A reluctance by international arbitration practitioners to confront the subject of their common ethical obligations would be an ill omen. Experienced practitioners know very well the fundamental importance of counsel and counsel’s behavior in most international arbitrations. Arbitral tribunals routinely rely on counsel’s professional obligations – for example, in complying with disclosure orders, in communications with witnesses, in making factual and other representations and the like. In that sense, the content and reliability of counsel’s ethical obligations is central to the arbitral process. The dramatic increase over past decades in the number of international arbitrations, and the expansion of the international arbitration community to include large numbers of new participants, underscores these points: implicit cultural or professional expectations cannot, if they ever could, be relied upon to ensure fair play. Whatever the outcome of a debate about the ethical obligations of counsel, it is essential to the integrity of the arbitral process that the debate take place. And seen from a different perspective, unless international arbitration practitioners have this debate, then others will have it for them – whether national regulators, legislators or others.

Of course, a code of conduct for counsel in international arbitration raises numerous difficult issues. Most fundamentally, what would be the character of any international code of conduct for counsel in international arbitration? Would the code purport to be binding and, if so, by what legal mechanism? Alternatively, would the code be in the nature of non-binding “best practices,” which could provide guidance but no more? Similarly, what mechanisms would exist (or be adopted) to enforce a code of conduct for counsel in international arbitrations – national courts, national bar associations, international arbitral tribunals?

On a more practical level, what organization(s) and/or institution(s) should discuss, and perhaps eventually work to draft, a code of conduct for counsel in international arbitration? The IBA is often mentioned as a natural candidate for devising such a code, given its previous involvement in developing the IBA Rules on Taking of Evidence and Guidelines on Conflicts of Interest. But initiative on the subject has at least so far been taken by the ILA and others – raising at least the question whether a role remains for the IBA?

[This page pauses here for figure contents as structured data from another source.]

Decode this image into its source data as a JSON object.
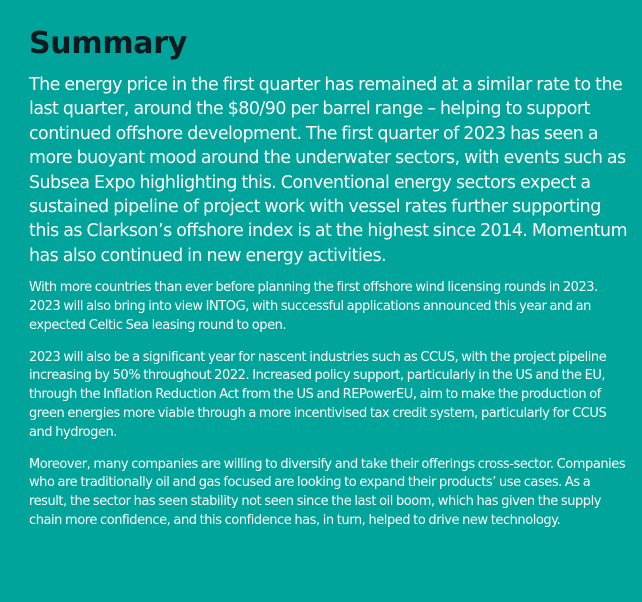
{
  "title": "Summary",
  "lead": "The energy price in the first quarter has remained at a similar rate to the last quarter, around the $80/90 per barrel range – helping to support continued offshore development. The first quarter of 2023 has seen a more buoyant mood around the underwater sectors, with events such as Subsea Expo highlighting this. Conventional energy sectors expect a sustained pipeline of project work with vessel rates further supporting this as Clarkson’s offshore index is at the highest since 2014. Momentum has also continued in new energy activities.",
  "paragraphs": [
    "With more countries than ever before planning the first offshore wind licensing rounds in 2023. 2023 will also bring into view INTOG, with successful applications announced this year and an expected Celtic Sea leasing round to open.",
    "2023 will also be a significant year for nascent industries such as CCUS, with the project pipeline increasing by 50% throughout 2022. Increased policy support, particularly in the US and the EU, through the Inflation Reduction Act from the US and REPowerEU, aim to make the production of green energies more viable through a more incentivised tax credit system, particularly for CCUS and hydrogen.",
    "Moreover, many companies are willing to diversify and take their offerings cross-sector. Companies who are traditionally oil and gas focused are looking to expand their products’ use cases. As a result, the sector has seen stability not seen since the last oil boom, which has given the supply chain more confidence, and this confidence has, in turn, helped to drive new technology."
  ],
  "colors": {
    "background": "#00a49a",
    "heading": "#0d1a1f",
    "body_text": "#ffffff"
  }
}
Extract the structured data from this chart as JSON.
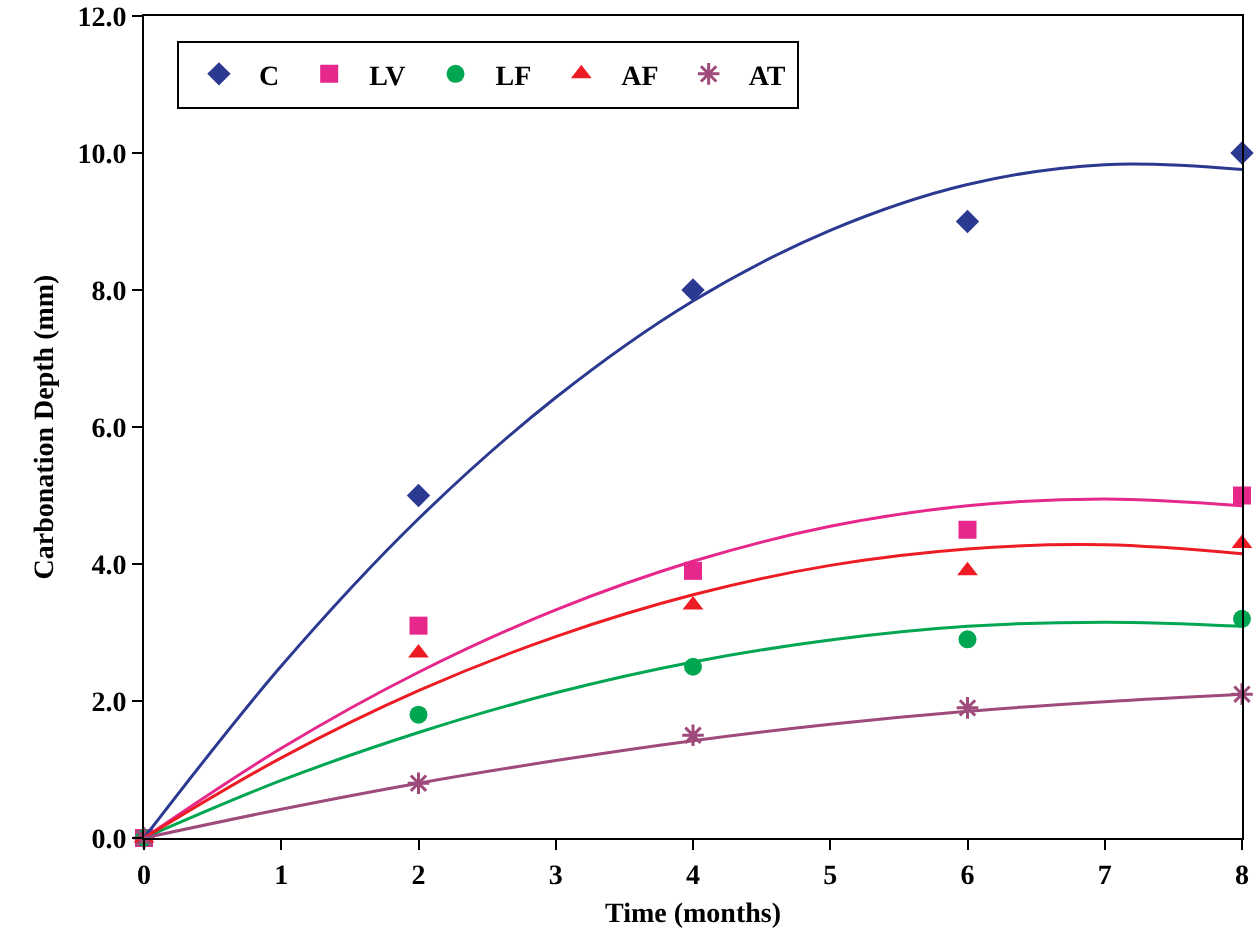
{
  "chart_data": {
    "type": "scatter",
    "xlabel": "Time (months)",
    "ylabel": "Carbonation Depth (mm)",
    "x": [
      0,
      2,
      4,
      6,
      8
    ],
    "series": [
      {
        "name": "C",
        "color": "#2b3990",
        "marker": "diamond",
        "values": [
          null,
          5.0,
          8.0,
          9.0,
          10.0
        ]
      },
      {
        "name": "LV",
        "color": "#e6278c",
        "marker": "square",
        "values": [
          0,
          3.1,
          3.9,
          4.5,
          5.0
        ]
      },
      {
        "name": "LF",
        "color": "#00a651",
        "marker": "circle",
        "values": [
          0,
          1.8,
          2.5,
          2.9,
          3.2
        ]
      },
      {
        "name": "AF",
        "color": "#ed1c24",
        "marker": "triangle",
        "values": [
          0,
          2.7,
          3.4,
          3.9,
          4.3
        ]
      },
      {
        "name": "AT",
        "color": "#9e4a7a",
        "marker": "cross",
        "values": [
          0,
          0.8,
          1.5,
          1.9,
          2.1
        ]
      },
      {
        "type": "line",
        "color": "#2b3990",
        "marker": "none",
        "x": [
          0,
          1,
          2,
          3,
          4,
          5,
          6,
          7,
          8
        ],
        "values": [
          0,
          2.51,
          4.66,
          6.43,
          7.84,
          8.87,
          9.54,
          9.83,
          9.76
        ]
      },
      {
        "type": "line",
        "color": "#e6278c",
        "marker": "none",
        "x": [
          0,
          1,
          2,
          3,
          4,
          5,
          6,
          7,
          8
        ],
        "values": [
          0,
          1.31,
          2.42,
          3.33,
          4.04,
          4.55,
          4.85,
          4.95,
          4.85
        ]
      },
      {
        "type": "line",
        "color": "#00a651",
        "marker": "none",
        "x": [
          0,
          1,
          2,
          3,
          4,
          5,
          6,
          7,
          8
        ],
        "values": [
          0,
          0.84,
          1.54,
          2.12,
          2.57,
          2.89,
          3.09,
          3.15,
          3.09
        ]
      },
      {
        "type": "line",
        "color": "#ed1c24",
        "marker": "none",
        "x": [
          0,
          1,
          2,
          3,
          4,
          5,
          6,
          7,
          8
        ],
        "values": [
          0,
          1.17,
          2.15,
          2.94,
          3.55,
          3.98,
          4.22,
          4.28,
          4.15
        ]
      },
      {
        "type": "line",
        "color": "#9e4a7a",
        "marker": "none",
        "x": [
          0,
          1,
          2,
          3,
          4,
          5,
          6,
          7,
          8
        ],
        "values": [
          0,
          0.42,
          0.8,
          1.13,
          1.42,
          1.66,
          1.85,
          1.99,
          2.1
        ]
      }
    ],
    "xlim": [
      0,
      8
    ],
    "xticks": [
      0,
      1,
      2,
      3,
      4,
      5,
      6,
      7,
      8
    ],
    "ylim": [
      0,
      12
    ],
    "yticks": [
      {
        "value": 0,
        "label": "0.0"
      },
      {
        "value": 2,
        "label": "2.0"
      },
      {
        "value": 4,
        "label": "4.0"
      },
      {
        "value": 6,
        "label": "6.0"
      },
      {
        "value": 8,
        "label": "8.0"
      },
      {
        "value": 10,
        "label": "10.0"
      },
      {
        "value": 12,
        "label": "12.0"
      }
    ],
    "grid": false,
    "legend": "top left"
  }
}
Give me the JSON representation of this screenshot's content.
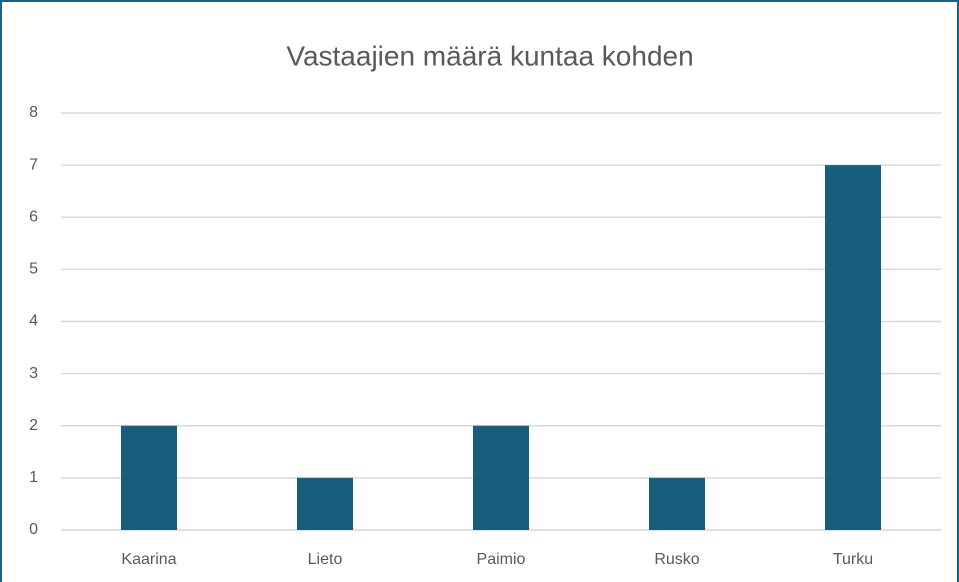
{
  "chart_data": {
    "type": "bar",
    "title": "Vastaajien määrä kuntaa kohden",
    "categories": [
      "Kaarina",
      "Lieto",
      "Paimio",
      "Rusko",
      "Turku"
    ],
    "values": [
      2,
      1,
      2,
      1,
      7
    ],
    "color": "#175e7e",
    "ylim": [
      0,
      8
    ],
    "yticks": [
      0,
      1,
      2,
      3,
      4,
      5,
      6,
      7,
      8
    ],
    "grid": true
  }
}
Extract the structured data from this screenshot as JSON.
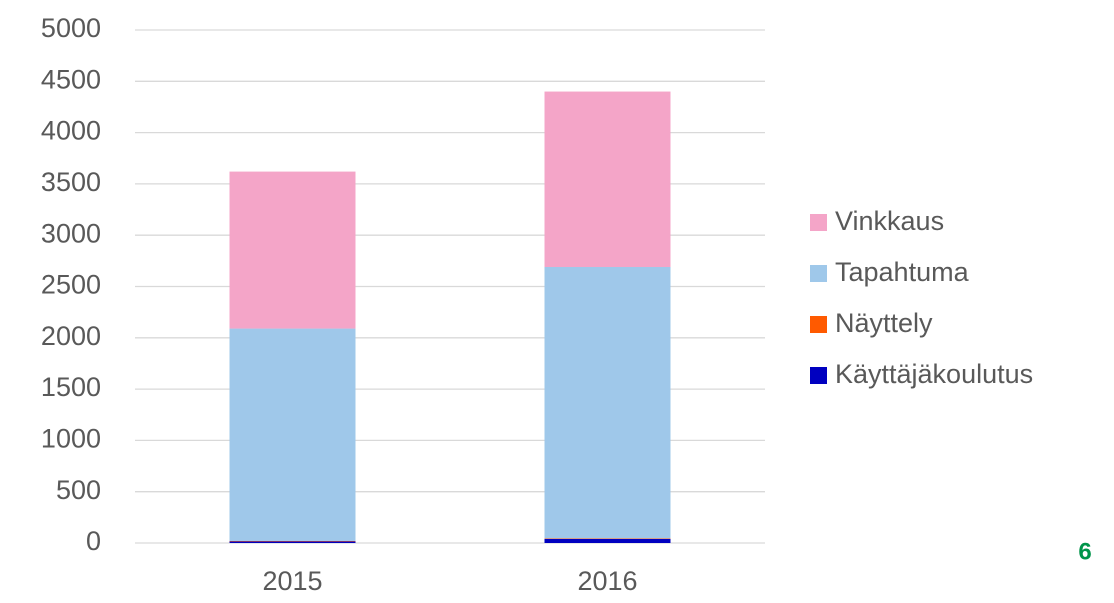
{
  "chart_data": {
    "type": "stacked_bar",
    "categories": [
      "2015",
      "2016"
    ],
    "series": [
      {
        "name": "Käyttäjäkoulutus",
        "color": "#0000c0",
        "values": [
          15,
          40
        ]
      },
      {
        "name": "Näyttely",
        "color": "#ff5a00",
        "values": [
          5,
          5
        ]
      },
      {
        "name": "Tapahtuma",
        "color": "#9fc8ea",
        "values": [
          2070,
          2645
        ]
      },
      {
        "name": "Vinkkaus",
        "color": "#f4a5c8",
        "values": [
          1530,
          1710
        ]
      }
    ],
    "ylim": [
      0,
      5000
    ],
    "yticks": [
      0,
      500,
      1000,
      1500,
      2000,
      2500,
      3000,
      3500,
      4000,
      4500,
      5000
    ],
    "grid": true,
    "legend": "right"
  },
  "page_number": "6"
}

And on the most granular level, what would be the content of a code of conduct? How would one reconcile very different approaches in different national jurisdictions to subjects such as witness preparation, privilege, confidentiality, zealous representation, candor to the tribunal and fees? Whose approach – civil law or common law or, at an even more nuanced level, Swiss, English, French, Chinese, Lebanese or U.S. – to a particular ethical issue should be used? How can different approaches be reconciled?

Finally, questions will also arise as to the relationship between any international code of conduct and national rules of professional responsibility. In many jurisdictions, counsel’s conduct in an international arbitration is subject to obligations imposed by his or her local bar (which may or may not vary depending upon the fact that counsel is engaged in an arbitration or an arbitration seated abroad). What should be the relationship between these national rules of professional responsibility and an international code of conduct designed specifically for international arbitral proceedings?

All of these questions are, rightly, regarded as both delicate and difficult. That does not argue, however, for ignoring these questions. On the contrary, the difficulty and sensitivity of these issues instead argues strongly for confronting them. On the one hand, a failure to do so may well be taken as an inability of the international arbitration community to address issues that lie at the core of the integrity and legitimacy of international arbitration. Conversely, when the contents of particular ethical obligations are discussed in the practical contexts of international arbitral proceedings, broad consensus will very likely emerge on many or most issues, with attention then focusing on how to resolve particularly contentious areas of disagreement, either through substantive solutions or through choice-of-law rules.

The time has come for debate on a code of conduct for counsel in international arbitration. Doing so is essential to maintaining the integrity and promise of international arbitration. The debate involves difficult issues, but ones which need to be addressed in order for the arbitral process to maintain its preferred status in resolving international disputes.